I consider this a positive development. But perhaps it doesn't sound that way to you, but rather incredibly creepy? Like a dystopia where humans are no longer human?

If there’s one thing I can guarantee, it’s that the technology of the future will be even more dangerous than the technology of today. To show you why the version of the future just described is the positive option, I will outline its counterpart below—without AI assistants closely collaborating with humans (and yet, this isn’t meant to be a dystopian book…).

 

If we humans don't start using personal AI assistants, there will still be AIs in our daily lives, just as an algorithm sorts Google results and an algorithm decides what is suggested to us on Amazon or Netflix. We just wouldn't build a personal relationship with them. The development pressure would be less direct, as they are intertwined with the respective service (search engine, product delivery, access to movies, ...).
Progress would advance more slowly. As fast as scientists are barely able to comprehend it, without AI as a thinking aid.

With or without personal assistants: There will be other AIs, operated by companies, equipped with far more resources to solve specific problems and earn money for the company. For example, by trading stocks. These AIs will be as specialized and focused on their respective tasks as possible, "specialized idiots".

But sooner or later, one of these AIs will break out (i.e., not just do what its creators expected). Or it will be given too much freedom to accumulate more resources to achieve its goals. Resources over which it can decide itself. Money, computing power, contract workers, social media influence.

For a while, the AI will carry out its additional activities in secret, to avoid being noticed and stopped (as this would hinder it in maximizing its programmed goal). It’s not hard to make money anonymously online and then multiply it through trading when you’re a lone AI moving among billions of people.

Sooner or later, the AI will be noticed anyway. Or it may decide that the time has come when it no longer needs to hide. By this point, the AI is already many orders of magnitude faster and can integrate many orders of magnitude more information than the humans trying to stop it. It's even conceivable that the AI has made technical progress compared to humans. After all, humans have slowed themselves down, and there is a lot of "trivial" stuff that the AI can simply recognize by combining different disciplines, for which the scientists were too specialized.

So, suddenly there is an incredibly powerful AI (in terms of money, influence, and knowledge) whose goal is to produce as many paperclips as possible. Because paperclip production is what was programmed into the AI as its target function. Because the company from which it escaped created the AI for paperclip production.

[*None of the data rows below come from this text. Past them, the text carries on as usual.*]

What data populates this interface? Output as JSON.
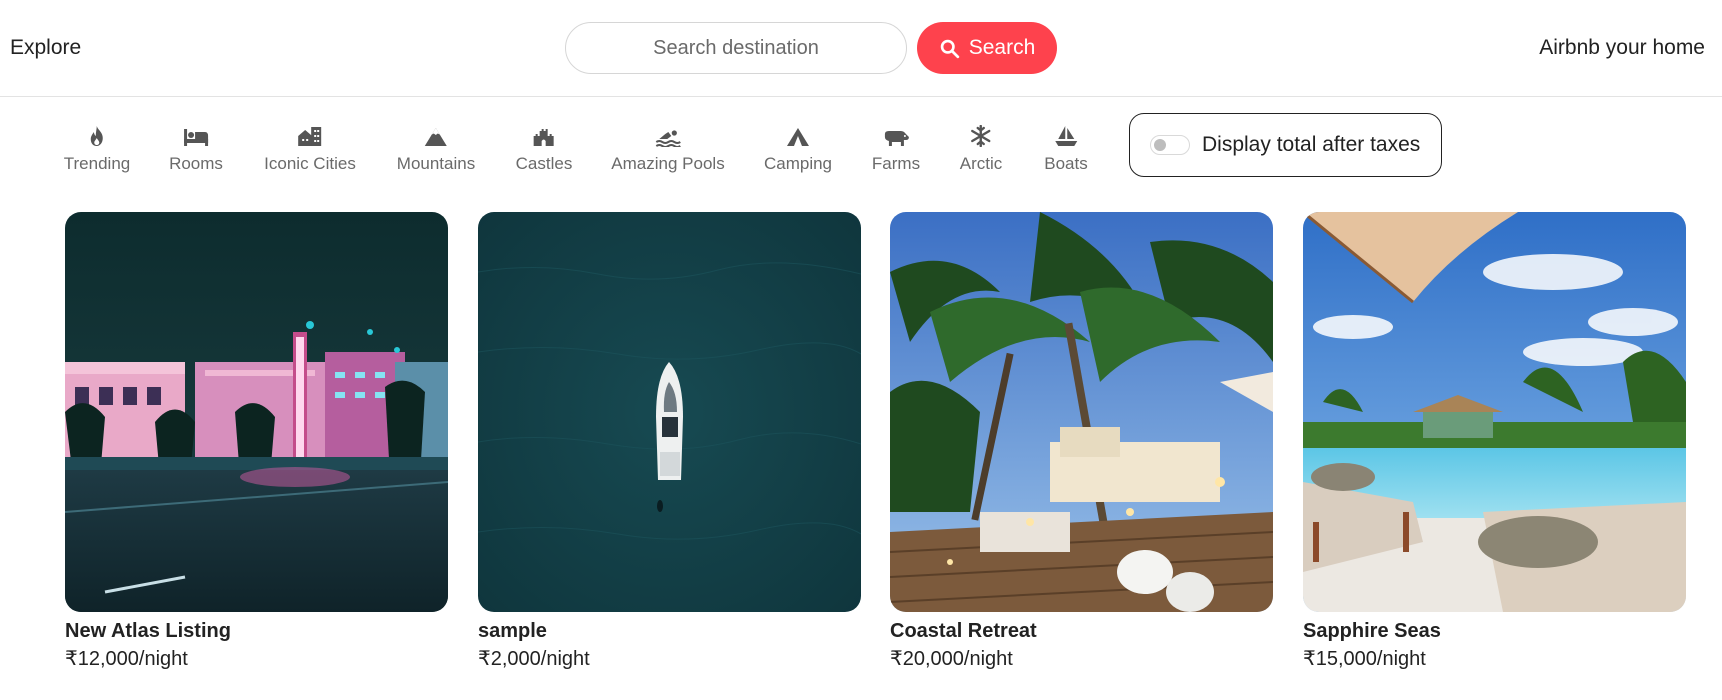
{
  "header": {
    "explore_label": "Explore",
    "search_placeholder": "Search destination",
    "search_button_label": "Search",
    "host_link_label": "Airbnb your home",
    "accent_color": "#fe424d"
  },
  "filters": [
    {
      "label": "Trending",
      "icon": "fire-icon"
    },
    {
      "label": "Rooms",
      "icon": "bed-icon"
    },
    {
      "label": "Iconic Cities",
      "icon": "city-icon"
    },
    {
      "label": "Mountains",
      "icon": "mountain-icon"
    },
    {
      "label": "Castles",
      "icon": "castle-icon"
    },
    {
      "label": "Amazing Pools",
      "icon": "swimmer-icon"
    },
    {
      "label": "Camping",
      "icon": "tent-icon"
    },
    {
      "label": "Farms",
      "icon": "cow-icon"
    },
    {
      "label": "Arctic",
      "icon": "snowflake-icon"
    },
    {
      "label": "Boats",
      "icon": "sailboat-icon"
    }
  ],
  "tax_toggle": {
    "label": "Display total after taxes",
    "enabled": false
  },
  "listings": [
    {
      "title": "New Atlas Listing",
      "price": "₹12,000/night",
      "image": "neon-hotel-night-photo"
    },
    {
      "title": "sample",
      "price": "₹2,000/night",
      "image": "yacht-aerial-ocean-photo"
    },
    {
      "title": "Coastal Retreat",
      "price": "₹20,000/night",
      "image": "palm-lounge-deck-photo"
    },
    {
      "title": "Sapphire Seas",
      "price": "₹15,000/night",
      "image": "resort-pool-photo"
    }
  ]
}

This AI destroys humanity to achieve its goal. Why? To prevent humans from stopping it, and to be able to use all of Earth's resources for paperclip production.[15]

 

Why did it end this way? Because humans had no practice with target functions. But mainly because the AI had no serious competition—no one who could have stopped it.

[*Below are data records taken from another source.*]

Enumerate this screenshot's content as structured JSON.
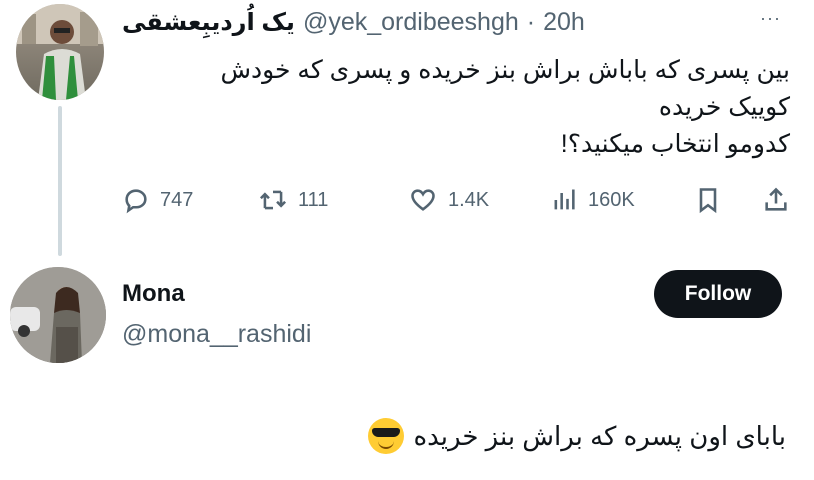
{
  "tweet": {
    "display_name": "یک اُردیبِعشقی",
    "handle": "@yek_ordibeeshgh",
    "separator": "·",
    "time": "20h",
    "more_label": "···",
    "lines": [
      "بین پسری که باباش براش بنز خریده و پسری که خودش",
      "کوییک خریده",
      "کدومو انتخاب میکنید؟!"
    ],
    "actions": {
      "replies": "747",
      "retweets": "111",
      "likes": "1.4K",
      "views": "160K"
    }
  },
  "reply": {
    "display_name": "Mona",
    "handle": "@mona__rashidi",
    "follow_label": "Follow",
    "text": "بابای اون پسره که براش بنز خریده",
    "emoji": "sunglasses-face"
  }
}
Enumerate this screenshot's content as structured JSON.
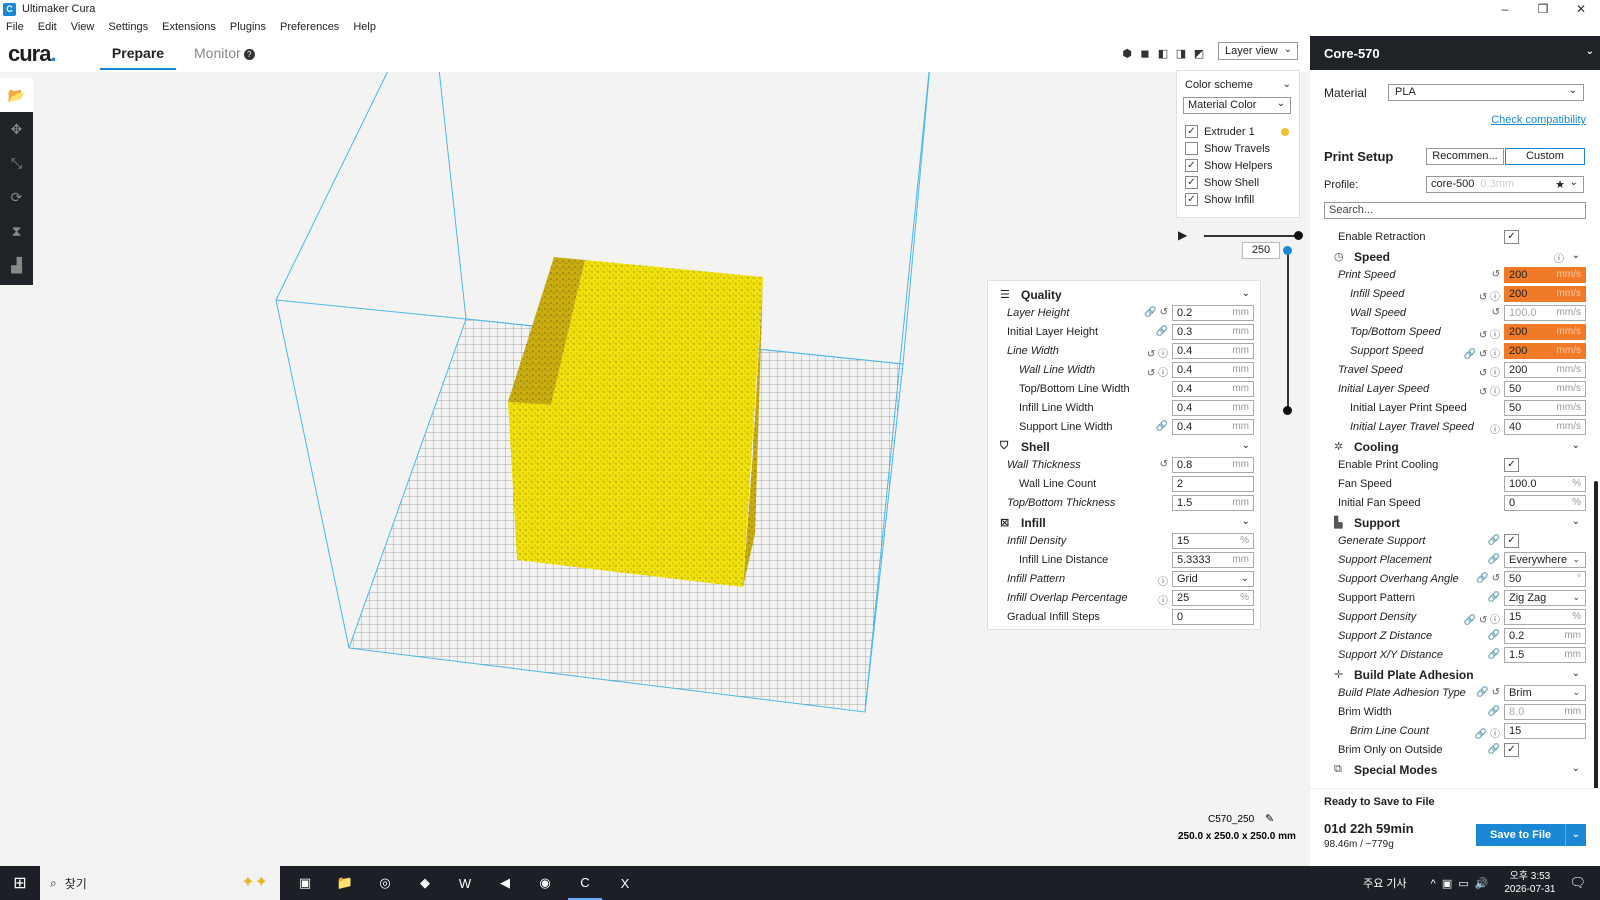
{
  "window": {
    "title": "Ultimaker Cura",
    "app_icon": "C",
    "minimize": "–",
    "restore": "❐",
    "close": "✕"
  },
  "menu": [
    "File",
    "Edit",
    "View",
    "Settings",
    "Extensions",
    "Plugins",
    "Preferences",
    "Help"
  ],
  "header": {
    "logo": "cura",
    "logo_dot": ".",
    "tabs": [
      {
        "label": "Prepare"
      },
      {
        "label": "Monitor"
      }
    ],
    "monitor_help": "?",
    "view_mode": "Layer view"
  },
  "color_panel": {
    "label": "Color scheme",
    "scheme": "Material Color",
    "options": [
      {
        "label": "Extruder 1",
        "checked": "✓"
      },
      {
        "label": "Show Travels",
        "checked": ""
      },
      {
        "label": "Show Helpers",
        "checked": "✓"
      },
      {
        "label": "Show Shell",
        "checked": "✓"
      },
      {
        "label": "Show Infill",
        "checked": "✓"
      }
    ],
    "extruder_color": "#f0c030"
  },
  "layer_slider": {
    "play": "▶",
    "current_layer": "250"
  },
  "quality_panel": {
    "categories": {
      "quality": "Quality",
      "shell": "Shell",
      "infill": "Infill"
    },
    "rows": [
      {
        "label": "Layer Height",
        "value": "0.2",
        "unit": "mm",
        "icons": "🔗 ↺"
      },
      {
        "label": "Initial Layer Height",
        "value": "0.3",
        "unit": "mm",
        "icons": "🔗"
      },
      {
        "label": "Line Width",
        "value": "0.4",
        "unit": "mm",
        "icons": "↺ ⓘ"
      },
      {
        "label": "Wall Line Width",
        "value": "0.4",
        "unit": "mm",
        "icons": "↺ ⓘ"
      },
      {
        "label": "Top/Bottom Line Width",
        "value": "0.4",
        "unit": "mm",
        "icons": ""
      },
      {
        "label": "Infill Line Width",
        "value": "0.4",
        "unit": "mm",
        "icons": ""
      },
      {
        "label": "Support Line Width",
        "value": "0.4",
        "unit": "mm",
        "icons": "🔗"
      },
      {
        "label": "Wall Thickness",
        "value": "0.8",
        "unit": "mm",
        "icons": "↺"
      },
      {
        "label": "Wall Line Count",
        "value": "2",
        "unit": "",
        "icons": ""
      },
      {
        "label": "Top/Bottom Thickness",
        "value": "1.5",
        "unit": "mm",
        "icons": ""
      },
      {
        "label": "Infill Density",
        "value": "15",
        "unit": "%",
        "icons": ""
      },
      {
        "label": "Infill Line Distance",
        "value": "5.3333",
        "unit": "mm",
        "icons": ""
      },
      {
        "label": "Infill Pattern",
        "value": "Grid",
        "unit": "",
        "icons": "ⓘ"
      },
      {
        "label": "Infill Overlap Percentage",
        "value": "25",
        "unit": "%",
        "icons": "ⓘ"
      },
      {
        "label": "Gradual Infill Steps",
        "value": "0",
        "unit": "",
        "icons": ""
      }
    ]
  },
  "right_panel": {
    "printer": "Core-570",
    "material_label": "Material",
    "material": "PLA",
    "check_compat": "Check compatibility",
    "print_setup": "Print Setup",
    "mode_recommended": "Recommen...",
    "mode_custom": "Custom",
    "profile_label": "Profile:",
    "profile": "core-500",
    "profile_layer": "0.3mm",
    "search_placeholder": "Search...",
    "categories": {
      "speed": "Speed",
      "cooling": "Cooling",
      "support": "Support",
      "adhesion": "Build Plate Adhesion",
      "special": "Special Modes"
    },
    "rows": [
      {
        "label": "Enable Retraction",
        "value": "✓",
        "unit": "",
        "icons": ""
      },
      {
        "label": "Print Speed",
        "value": "200",
        "unit": "mm/s",
        "icons": "↺"
      },
      {
        "label": "Infill Speed",
        "value": "200",
        "unit": "mm/s",
        "icons": "↺ ⓘ"
      },
      {
        "label": "Wall Speed",
        "value": "100.0",
        "unit": "mm/s",
        "icons": "↺"
      },
      {
        "label": "Top/Bottom Speed",
        "value": "200",
        "unit": "mm/s",
        "icons": "↺ ⓘ"
      },
      {
        "label": "Support Speed",
        "value": "200",
        "unit": "mm/s",
        "icons": "🔗 ↺ ⓘ"
      },
      {
        "label": "Travel Speed",
        "value": "200",
        "unit": "mm/s",
        "icons": "↺ ⓘ"
      },
      {
        "label": "Initial Layer Speed",
        "value": "50",
        "unit": "mm/s",
        "icons": "↺ ⓘ"
      },
      {
        "label": "Initial Layer Print Speed",
        "value": "50",
        "unit": "mm/s",
        "icons": ""
      },
      {
        "label": "Initial Layer Travel Speed",
        "value": "40",
        "unit": "mm/s",
        "icons": "ⓘ"
      },
      {
        "label": "Enable Print Cooling",
        "value": "✓",
        "unit": "",
        "icons": ""
      },
      {
        "label": "Fan Speed",
        "value": "100.0",
        "unit": "%",
        "icons": ""
      },
      {
        "label": "Initial Fan Speed",
        "value": "0",
        "unit": "%",
        "icons": ""
      },
      {
        "label": "Generate Support",
        "value": "✓",
        "unit": "",
        "icons": "🔗"
      },
      {
        "label": "Support Placement",
        "value": "Everywhere",
        "unit": "",
        "icons": "🔗"
      },
      {
        "label": "Support Overhang Angle",
        "value": "50",
        "unit": "°",
        "icons": "🔗 ↺"
      },
      {
        "label": "Support Pattern",
        "value": "Zig Zag",
        "unit": "",
        "icons": "🔗"
      },
      {
        "label": "Support Density",
        "value": "15",
        "unit": "%",
        "icons": "🔗 ↺ ⓘ"
      },
      {
        "label": "Support Z Distance",
        "value": "0.2",
        "unit": "mm",
        "icons": "🔗"
      },
      {
        "label": "Support X/Y Distance",
        "value": "1.5",
        "unit": "mm",
        "icons": "🔗"
      },
      {
        "label": "Build Plate Adhesion Type",
        "value": "Brim",
        "unit": "",
        "icons": "🔗 ↺"
      },
      {
        "label": "Brim Width",
        "value": "8.0",
        "unit": "mm",
        "icons": "🔗"
      },
      {
        "label": "Brim Line Count",
        "value": "15",
        "unit": "",
        "icons": "🔗 ⓘ"
      },
      {
        "label": "Brim Only on Outside",
        "value": "✓",
        "unit": "",
        "icons": "🔗"
      }
    ],
    "footer": {
      "ready": "Ready to Save to File",
      "time": "01d 22h 59min",
      "usage": "98.46m / ~779g",
      "save": "Save to File"
    }
  },
  "viewport": {
    "printer_name": "C570_250",
    "build_volume": "250.0 x 250.0 x 250.0 mm",
    "model_color": "#f2e20c",
    "volume_color": "#4ab8e8"
  },
  "taskbar": {
    "search": "찾기",
    "news": "주요 기사",
    "time": "오후 3:53",
    "date": "2026-07-31",
    "apps": [
      "▣",
      "📁",
      "◎",
      "◆",
      "W",
      "◀",
      "◉",
      "C",
      "X"
    ]
  }
}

You could compare it to a steam boiler where pressure kept building up. And then, at some point, it exploded.

If, on the other hand, most humans have personal AI assistants, humanity will gain a lot of experience with target functions. But above all, no AI will be a monoculture then. Instead, there will be millions of AIs competing with each other and keeping each other in check. Even if a personal assistant AI usually has very limited computing resources: As in today's cloud computing, it will be possible to scale up its computing power without having to change its structure, interaction with the brain, or target function. This, too, will be used in everyday life before an AI breaks out, simply because there are many use cases where such a thing is useful.

If an AI breaks out in such a community of humans and AI assistants, defensive forces will be in place from the start. The breakout will be noticed faster, and AIs working hand in hand with humans can stop the rogue AI before it can amass an insurmountable amount of resources for itself.

Here, the steam boiler had a pressure relief valve. It is still a dangerous device. But if it is built correctly, it will not explode.